Los fiscales italianos dicen que los padres “deberían haber supervisado al niño”, lo que, según ellos, podría haber evitado la muerte de la turista Chiara Jaconis en septiembre de 2024, según un medio italiano. reportado hoy Martes.
Jaconis, de 30 años, estaba llevando su equipaje en el Barrio Español de Nápoles el 15 de septiembre cuando ella y su novio Livio Rousseau fueron golpeados por la estatua de ónix de 4,4 libras.
Sufrió una grave lesión cerebral antes de morir en el hospital.
Un tribunal de menores italiano absolvió a un niño descrito por los fiscales como “problemático”; ahora la atención se centra en sus padres. En Italia, los niños menores de 14 años no son penalmente responsables.
Sus padres niegan vehementemente haber actuado mal, argumentando que la estatua no es de su propiedad, y sus abogados dicen que “no tienen ningún caso al que responder”.
El 26 de junio se llevará a cabo una audiencia que determinará si los padres enfrentan juicio o no.
Jaconis, originario de Padua pero que también trabaja en París, Francia, estaba celebrando su 30 cumpleaños en Nápoles y escalofriantes imágenes de vigilancia capturaron los momentos previos a la tragedia.
Iba un poco por delante de Rousseau en la carretera.
Gritó “Chiara” y “Dios mío” antes de gritar pidiendo ayuda.
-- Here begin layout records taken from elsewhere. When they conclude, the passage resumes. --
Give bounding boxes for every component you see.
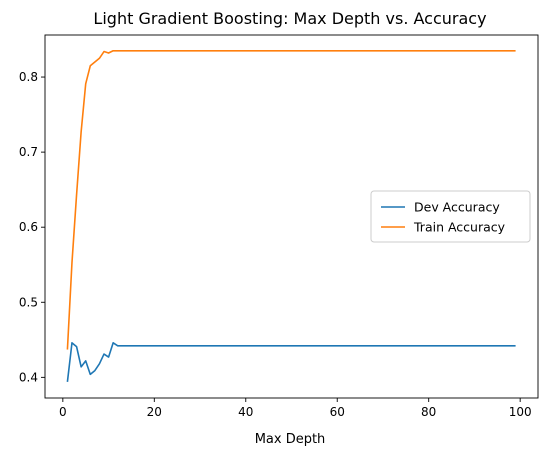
axes-spines xyxy=(44,34,539,399)
x-tick-label: 40 xyxy=(238,405,253,419)
y-tick-label: 0.6 xyxy=(19,220,38,234)
y-axis-ticks: 0.4 0.5 0.6 0.7 0.8 xyxy=(19,70,45,384)
axes-frame xyxy=(44,34,539,399)
plot-lines xyxy=(66,49,516,382)
y-tick-label: 0.5 xyxy=(19,295,38,309)
series-line-train-accuracy xyxy=(66,49,516,350)
legend-label: Dev Accuracy xyxy=(414,200,500,215)
chart-title: Light Gradient Boosting: Max Depth vs. A… xyxy=(93,9,486,28)
y-tick-label: 0.7 xyxy=(19,145,38,159)
x-tick-label: 0 xyxy=(59,405,67,419)
legend-box xyxy=(370,190,531,243)
x-axis-label: Max Depth xyxy=(255,432,326,447)
y-tick-label: 0.8 xyxy=(19,70,38,84)
x-axis-ticks: 0 20 40 60 80 100 xyxy=(59,398,532,419)
x-tick-label: 100 xyxy=(509,405,532,419)
x-tick-label: 80 xyxy=(421,405,436,419)
legend-label: Train Accuracy xyxy=(413,220,506,235)
x-tick-label: 60 xyxy=(330,405,345,419)
legend: Dev Accuracy Train Accuracy xyxy=(370,190,531,243)
x-tick-label: 20 xyxy=(147,405,162,419)
y-tick-label: 0.4 xyxy=(19,370,38,384)
series-line-dev-accuracy xyxy=(66,342,516,382)
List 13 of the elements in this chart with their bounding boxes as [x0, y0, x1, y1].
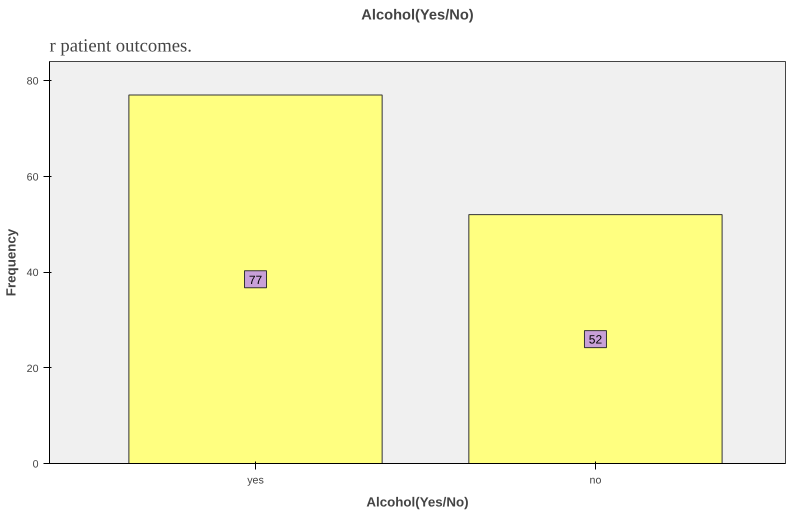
y-tick-label: 80 [26, 76, 39, 88]
data-label: 52 [588, 332, 602, 347]
chart-title: Alcohol(Yes/No) [361, 8, 474, 24]
y-axis-title: Frequency [4, 228, 19, 296]
x-axis-title: Alcohol(Yes/No) [366, 494, 469, 510]
y-tick-label: 0 [32, 458, 39, 470]
y-tick-label: 40 [26, 267, 39, 280]
y-tick-label: 60 [26, 171, 39, 184]
x-tick-label: no [590, 474, 602, 486]
x-tick-label: yes [247, 474, 264, 486]
text: r patient outcomes. [50, 36, 192, 56]
y-tick-label: 20 [26, 362, 39, 375]
data-label: 77 [248, 272, 263, 287]
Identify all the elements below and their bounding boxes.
Jakonis trabaja para Prada desde octubre de 2022 y, según su LinkedIn, gestionaba 15 tiendas en Francia, Mónaco y Bélgica.
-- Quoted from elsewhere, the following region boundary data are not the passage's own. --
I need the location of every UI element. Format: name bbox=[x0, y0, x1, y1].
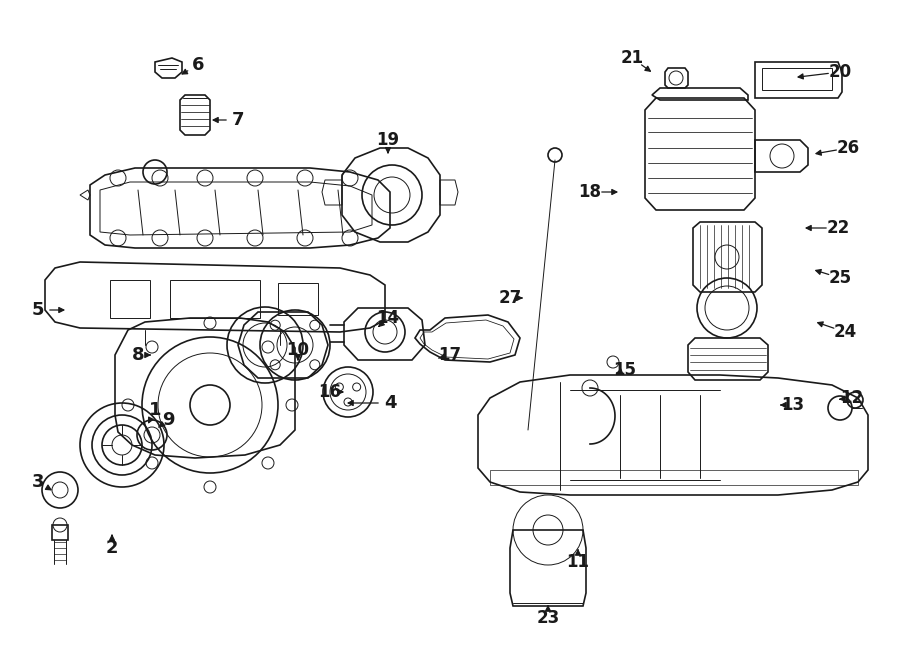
Text: 2: 2 bbox=[106, 539, 118, 557]
Text: 3: 3 bbox=[32, 473, 44, 491]
Text: 16: 16 bbox=[319, 383, 341, 401]
Text: 14: 14 bbox=[376, 309, 400, 327]
Text: 24: 24 bbox=[833, 323, 857, 341]
Text: 21: 21 bbox=[620, 49, 643, 67]
Text: 25: 25 bbox=[828, 269, 851, 287]
Text: 5: 5 bbox=[32, 301, 44, 319]
Text: 22: 22 bbox=[826, 219, 850, 237]
Text: 6: 6 bbox=[192, 56, 204, 74]
Text: 12: 12 bbox=[841, 389, 864, 407]
Text: 15: 15 bbox=[614, 361, 636, 379]
Text: 9: 9 bbox=[162, 411, 175, 429]
Text: 10: 10 bbox=[286, 341, 310, 359]
Text: 17: 17 bbox=[438, 346, 462, 364]
Text: 26: 26 bbox=[836, 139, 860, 157]
Text: 4: 4 bbox=[383, 394, 396, 412]
Text: 18: 18 bbox=[579, 183, 601, 201]
Text: 27: 27 bbox=[499, 289, 522, 307]
Text: 20: 20 bbox=[828, 63, 851, 81]
Text: 13: 13 bbox=[781, 396, 805, 414]
Text: 11: 11 bbox=[566, 553, 590, 571]
Text: 23: 23 bbox=[536, 609, 560, 627]
Text: 19: 19 bbox=[376, 131, 400, 149]
Text: 1: 1 bbox=[148, 401, 161, 419]
Text: 8: 8 bbox=[131, 346, 144, 364]
Text: 7: 7 bbox=[232, 111, 244, 129]
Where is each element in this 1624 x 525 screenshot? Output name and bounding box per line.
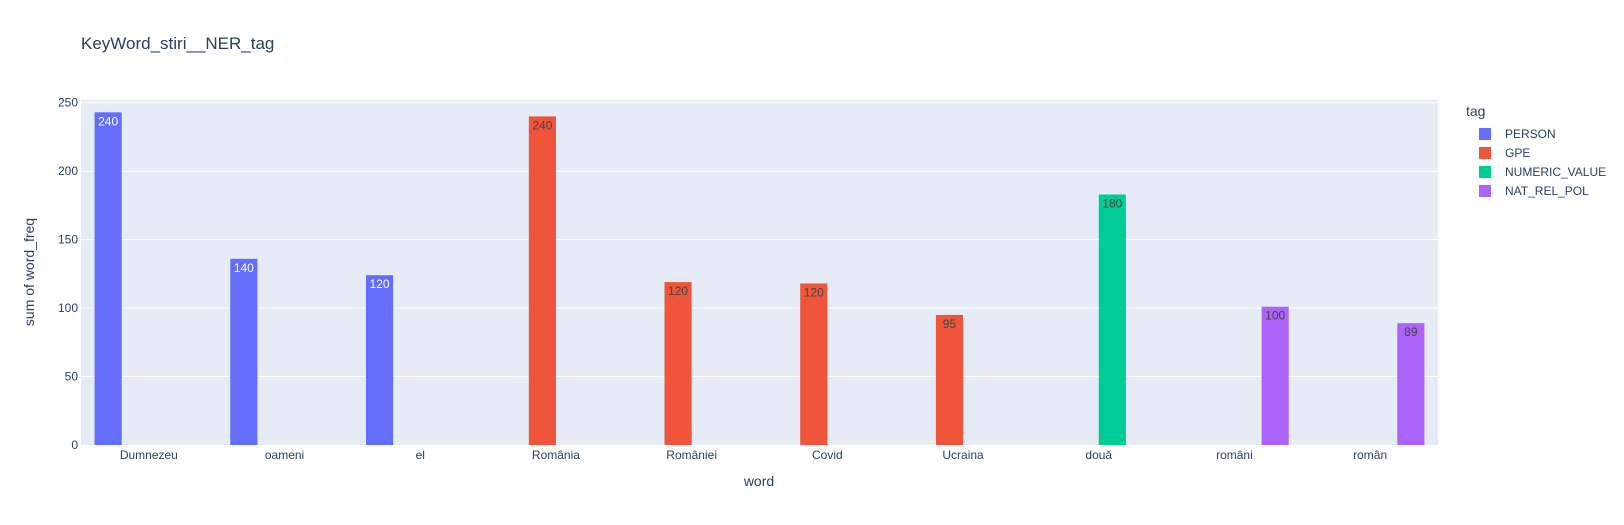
legend-swatch <box>1479 165 1491 178</box>
bar-gpe[interactable] <box>800 283 828 445</box>
bar-value-label: 120 <box>804 285 824 299</box>
legend-swatch <box>1479 184 1491 197</box>
y-tick-label: 50 <box>65 370 79 384</box>
bar-nat-rel-pol[interactable] <box>1261 306 1289 445</box>
y-tick-labels: 0 50 100 150 200 250 <box>58 96 78 452</box>
x-tick-label: Dumnezeu <box>120 448 178 462</box>
bar-value-label: 240 <box>532 118 552 132</box>
x-tick-labels: Dumnezeu oameni el România României Covid Ucra… <box>120 448 1387 462</box>
bar-value-label: 89 <box>1404 325 1418 339</box>
x-tick-label: Ucraina <box>942 448 984 462</box>
bar-person[interactable] <box>365 275 394 445</box>
bar-value-label: 120 <box>668 284 688 298</box>
x-tick-label: român <box>1353 448 1387 462</box>
y-tick-label: 150 <box>58 233 78 247</box>
bar-nat-rel-pol[interactable] <box>1397 323 1425 445</box>
x-tick-label: România <box>532 448 580 462</box>
bar-person[interactable] <box>94 112 122 446</box>
x-tick-label: Covid <box>812 448 843 462</box>
legend-label: NAT_REL_POL <box>1505 183 1589 198</box>
bar-value-label: 240 <box>98 114 118 128</box>
bar-person[interactable] <box>230 258 258 445</box>
y-tick-label: 250 <box>58 96 78 110</box>
y-tick-label: 100 <box>58 301 78 315</box>
plot-area <box>81 100 1438 445</box>
chart-title: KeyWord_stiri__NER_tag <box>81 34 275 53</box>
x-axis-title: word <box>743 473 774 489</box>
bar-gpe[interactable] <box>935 314 964 445</box>
y-tick-label: 0 <box>71 438 78 452</box>
legend-swatch <box>1479 146 1491 159</box>
legend-label: GPE <box>1505 145 1531 160</box>
legend-label: PERSON <box>1505 126 1556 141</box>
bar-value-label: 120 <box>370 277 390 291</box>
bar-value-label: 100 <box>1265 309 1285 323</box>
x-tick-label: români <box>1216 448 1253 462</box>
y-axis-title: sum of word_freq <box>21 218 37 326</box>
legend: tag PERSON GPE NUMERIC_VALUE NAT_REL_POL <box>1466 103 1606 200</box>
x-tick-label: două <box>1085 448 1112 462</box>
legend-item-numeric-value[interactable]: NUMERIC_VALUE <box>1479 162 1606 181</box>
x-tick-label: României <box>666 448 717 462</box>
x-tick-label: el <box>416 448 425 462</box>
grid-lines <box>81 102 1438 378</box>
legend-label: NUMERIC_VALUE <box>1505 164 1607 179</box>
bar-value-label: 140 <box>234 261 254 275</box>
bars: 240 140 120 240 120 120 95 180 100 89 <box>94 112 1425 446</box>
bar-gpe[interactable] <box>664 282 692 445</box>
legend-title: tag <box>1466 103 1486 119</box>
legend-item-gpe[interactable]: GPE <box>1479 143 1606 162</box>
bar-gpe[interactable] <box>528 116 556 445</box>
bar-numeric-value[interactable] <box>1098 194 1126 445</box>
legend-item-nat-rel-pol[interactable]: NAT_REL_POL <box>1479 181 1606 200</box>
bar-value-label: 95 <box>943 317 957 331</box>
bar-value-label: 180 <box>1102 196 1122 210</box>
legend-item-person[interactable]: PERSON <box>1479 124 1606 143</box>
y-tick-label: 200 <box>58 164 78 178</box>
legend-items: PERSON GPE NUMERIC_VALUE NAT_REL_POL <box>1466 124 1606 200</box>
legend-swatch <box>1479 127 1491 140</box>
x-tick-label: oameni <box>265 448 304 462</box>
Anteriormente trabajó para las marcas de moda L’Oreal, Givenchy y Christian Louboutin en París.
Antes de dedicarse a la moda, trabajó como asistente de ventas en Disneyland París entre julio y septiembre de 2016.
Las circunstancias que rodearon su muerte provocaron un horror generalizado en toda Italia.
“Es una gran tristeza, una tragedia que nos afecta a todos profundamente”, afirmó el alcalde de Nápoles, Gaetano Manfredi.
Sergio Giordani, alcalde de Padua, calificó la muerte de Jaconis de “absurda y trágica”.
Los fiscales de menores cerraron su investigación ocho meses después de la muerte de Jaconis.